The data is used to assess the impacts of transport policies, monitor trends in travel, and explain transport patterns amongst different groups of people.
The updated results show that motor vehicles are still the dominant mode of transport for residents of England, with 61% of all journeys made by car. As cycling levels have remained at 2%, it is clear that more needs to be done in order to empower people to use active modes of transport.
Speaking of the findings, Xavier Brice, Chief Executive of Sustrans said:
“2018 saw cycling levels in England remain at 2% at a national level, with small increases in most regions of England, showing that much more needs to be done overall to increase cycling across the nation.

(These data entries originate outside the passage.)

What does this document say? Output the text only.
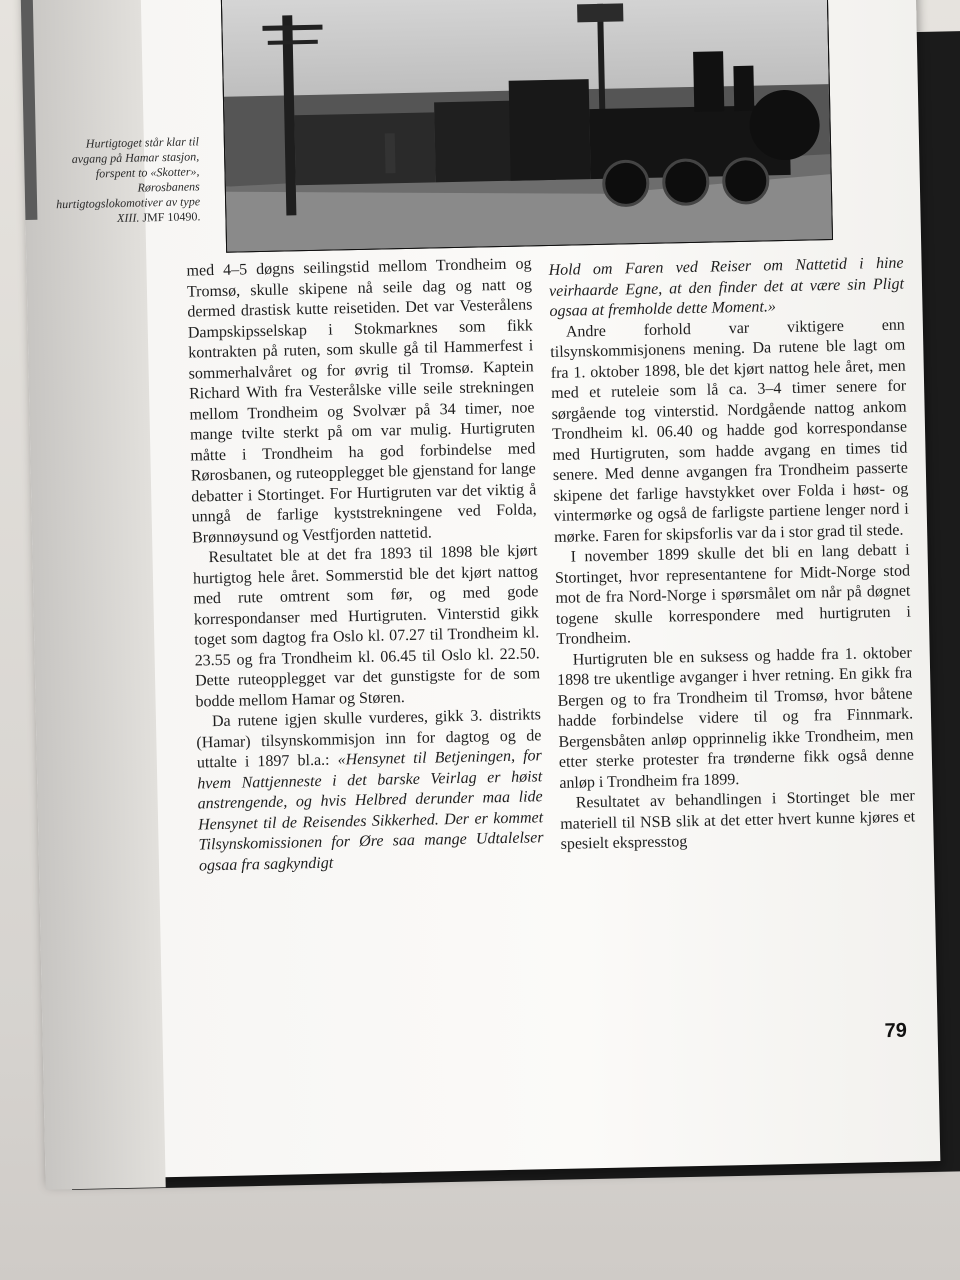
Hurtigtoget står klar til avgang på Hamar stasjon, forspent to «Skotter», Rørosbanens hurtigtogslokomotiver av type XIII. JMF 10490.

med 4–5 døgns seilingstid mellom Trondheim og Tromsø, skulle skipene nå seile dag og natt og dermed drastisk kutte reisetiden. Det var Vesterålens Dampskipsselskap i Stokmarknes som fikk kontrakten på ruten, som skulle gå til Hammerfest i sommerhalvåret og for øvrig til Tromsø. Kaptein Richard With fra Vesterålske ville seile strekningen mellom Trondheim og Svolvær på 34 timer, noe mange tvilte sterkt på om var mulig. Hurtigruten måtte i Trondheim ha god forbindelse med Rørosbanen, og ruteopplegget ble gjenstand for lange debatter i Stortinget. For Hurtigruten var det viktig å unngå de farlige kyststrekningene ved Folda, Brønnøysund og Vestfjorden nattetid.

Resultatet ble at det fra 1893 til 1898 ble kjørt hurtigtog hele året. Sommerstid ble det kjørt nattog med rute omtrent som før, og med gode korrespondanser med Hurtigruten. Vinterstid gikk toget som dagtog fra Oslo kl. 07.27 til Trondheim kl. 23.55 og fra Trondheim kl. 06.45 til Oslo kl. 22.50. Dette ruteopplegget var det gunstigste for de som bodde mellom Hamar og Støren.

Da rutene igjen skulle vurderes, gikk 3. distrikts (Hamar) tilsynskommisjon inn for dagtog og de uttalte i 1897 bl.a.: «Hensynet til Betjeningen, for hvem Nattjenneste i det barske Veirlag er høist anstrengende, og hvis Helbred derunder maa lide Hensynet til de Reisendes Sikkerhed. Der er kommet Tilsynskomissionen for Øre saa mange Udtalelser ogsaa fra sagkyndigt

Hold om Faren ved Reiser om Nattetid i hine veirhaarde Egne, at den finder det at være sin Pligt ogsaa at fremholde dette Moment.»

Andre forhold var viktigere enn tilsynskommisjonens mening. Da rutene ble lagt om fra 1. oktober 1898, ble det kjørt nattog hele året, men med et ruteleie som lå ca. 3–4 timer senere for sørgående tog vinterstid. Nordgående nattog ankom Trondheim kl. 06.40 og hadde god korrespondanse med Hurtigruten, som hadde avgang en times tid senere. Med denne avgangen fra Trondheim passerte skipene det farlige havstykket over Folda i høst- og vintermørke og også de farligste partiene lenger nord i mørke. Faren for skipsforlis var da i stor grad til stede.

I november 1899 skulle det bli en lang debatt i Stortinget, hvor representantene for Midt-Norge stod mot de fra Nord-Norge i spørsmålet om når på døgnet togene skulle korrespondere med hurtigruten i Trondheim.

Hurtigruten ble en suksess og hadde fra 1. oktober 1898 tre ukentlige avganger i hver retning. En gikk fra Bergen og to fra Trondheim til Tromsø, hvor båtene hadde forbindelse videre til og fra Finnmark. Bergensbåten anløp opprinnelig ikke Trondheim, men etter sterke protester fra trønderne fikk også denne anløp i Trondheim fra 1899.

Resultatet av behandlingen i Stortinget ble mer materiell til NSB slik at det etter hvert kunne kjøres et spesielt ekspresstog

79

"Findings from the UK’s biggest assessment of cycling in cities, Bike Life 2017, demonstrates a huge public appetite to start riding a cycle, with 53% of respondents stating they would like to start cycling or cycle more. However, safety is still the main barrier, with 77% of people agreeing that cycle safety needs to be improved in towns and cities.
“Evidence shows that when dedicated space for riding a cycle is provided, an increase in cycling levels will follow.
"In Bristol, a city where 75-miles of cycle routes are physically separated from vehicles, 25% of residents cycle at least once a week.
“To continue to increase journeys made by cycle, and meet the walking and cycling targets set for 2025, the UK Government has a responsibility to make active travel easier, safer, and more appealing than driving for short journeys, and this can only be achieved through large scale investment in walking and cycling infrastructure.”